Dans les esprits, cette définition dépasse désormais l’article 1 du code du patrimoine, qui définit « l’ensemble des biens immobiliers ou mobiliers, relevant de la propriété publique ou privé, qui présentent un intérêt historique, artistique, archéologique, esthétique, scientifique ou technique » comme étant de son ressort. Dans leurs mises en garde contre l’isolation par l’extérieur, souvent préconisée à l’issue d’un DPE, les défenseurs et professionnels du patrimoine veulent ainsi protéger en premier lieu les façades des villes et villages ne bénéficiant pas de protection. « Le “petit patrimoine” est celui qui est le plus exposé. On sait bien qu’on ne mettra pas d’isolant extérieur à Versailles », rappelle Gabriel Turquet de Beauregard, architecte des Bâtiments de France (ABF) pour le département du Maine-et-Loire.
À la défense de ce « patrimoine du quotidien », qui prend souvent un accent rural et régional, s’ajoute une conception patrimoniale radicale, envisageant le bâti « déjà là » comme un lieu de sobriété. Rénover, réhabiliter, réinvestir plutôt que construire du neuf, cette pensée a été mise sur le devant de la scène avec le prix Pritzker décerné à Anne Lacaton et Jean-Philippe Vassal en 2021, un duo d’architectes dont le travail consiste – entre autres – à redonner vie aux barres d’immeubles dont les municipalités se débarrassent habituellement à coups d’explosifs.

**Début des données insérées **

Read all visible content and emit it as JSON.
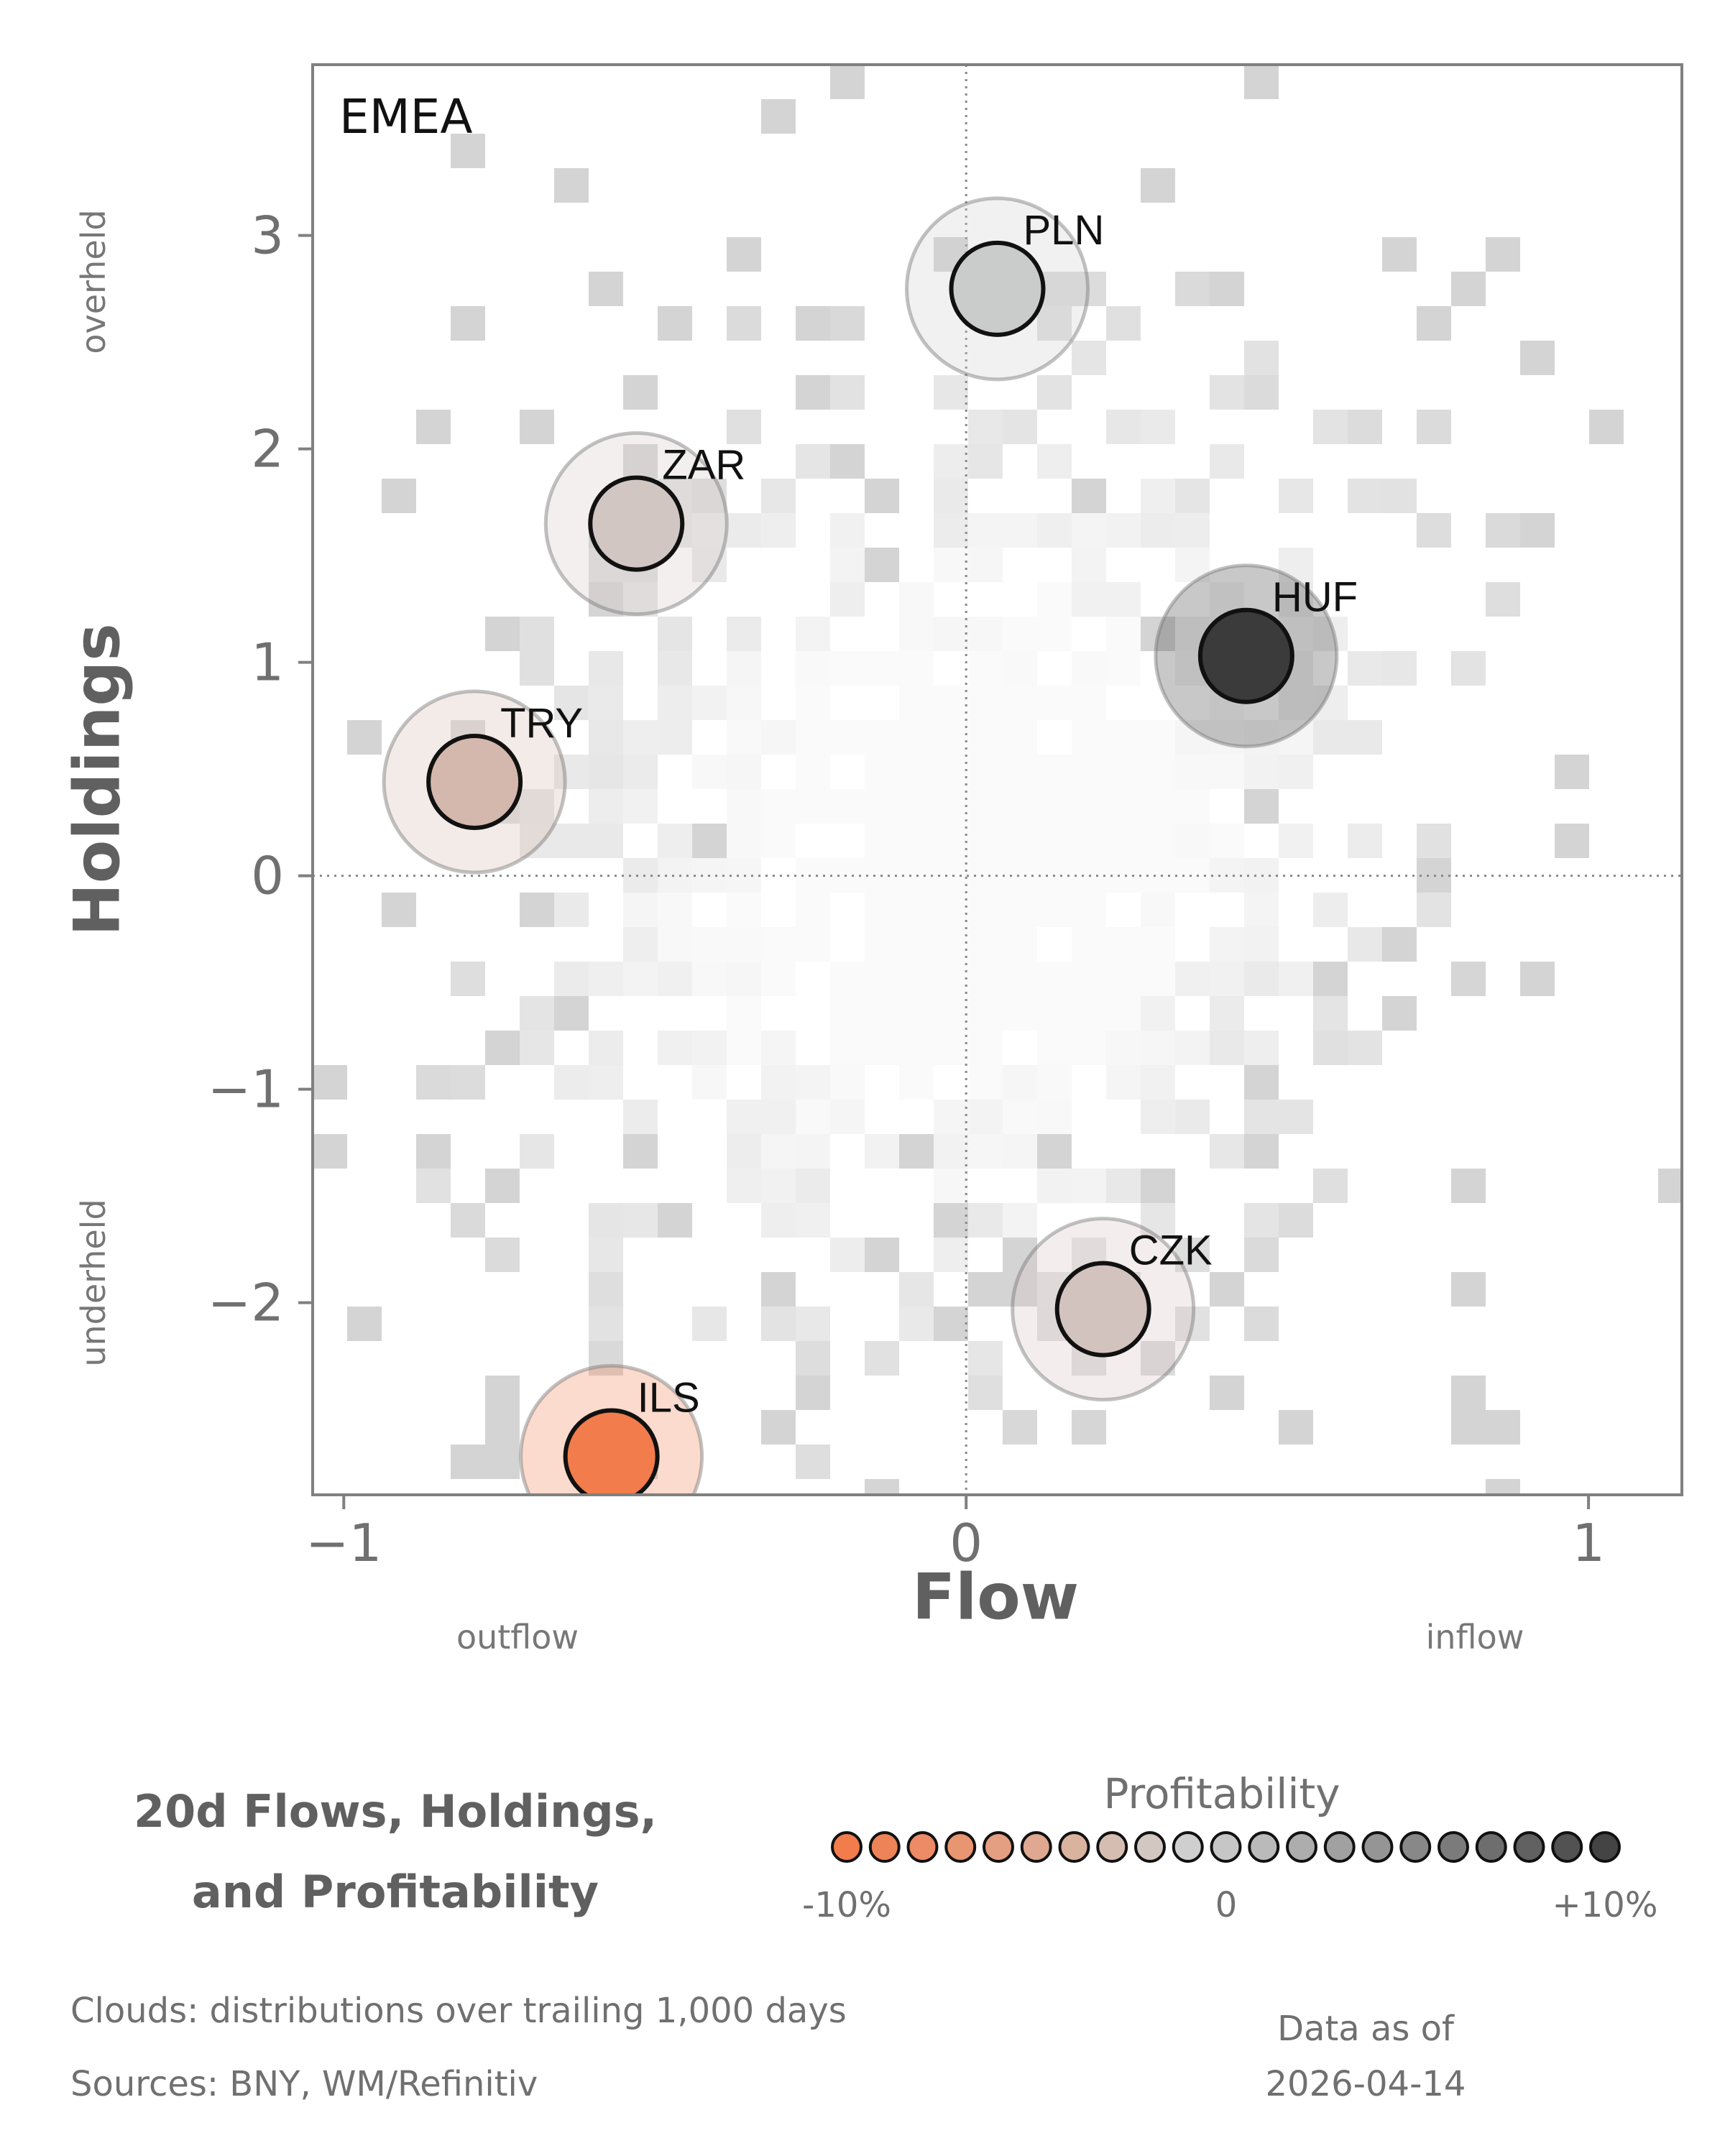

« Tout est patrimoine » devient donc la devise d’une pensée patrimoniale adaptée à l’urgence écologique. Tout ce qui est construit n’est plus à construire et, comme aime le rappeler le Conseil national de l’ordre des architectes, « 80 % de la ville de 2050 est déjà construite ». « La façon de raisonner doit être de ne plus rien jeter, souligne le président de la compagnie des Architectes en chef des Monuments historiques, Régis Martin. Le patrimoine de demain, c’est celui qu’on ne détruit pas. »
Cantonné à la limite d’avant 1948 par les débats sur le DPE – qui définissent par cette borne chronologique le « bâti ancien » –, le réflexe patrimonial s’étend aussi aux constructions du XXe siècle. Le ministère de la Culture, par son Bureau de la qualité de l’architecture et du paysage, met ainsi en avant des exemples de secondes vies réussies pour des bâtiments du siècle dernier grâce au récent label « Réhab XX », qui ne concerne donc que les bâtiments construits après 1948.
Avec les impératifs écologiques, on assiste également à un rapprochement entre patrimoine culturel et patrimoine naturel, historiquement cloisonnés dans les textes législatifs français, mais qui trouvent un terrain commun dans la notion de paysage. « À partir de la loi pour la reconquête de la biodiversité, de la nature et des paysages de 2016, le code de l’environnement a commencé à intégrer le patrimoine culturel, note ainsi Mylène Le Roux, professeure de droit public à l’université de Nantes. Dans les parcs régionaux, cette dimension culturelle existait déjà, mais c’est surtout à partir de la seconde moitié des années 2010 que les dispositifs du droit de l’environnement ont pris en compte le patrimoine culturel. En revanche, on ne trouve pas la chose inverse, c’est-à-dire que le droit du patrimoine intègre encore peu la dimension environnementale. »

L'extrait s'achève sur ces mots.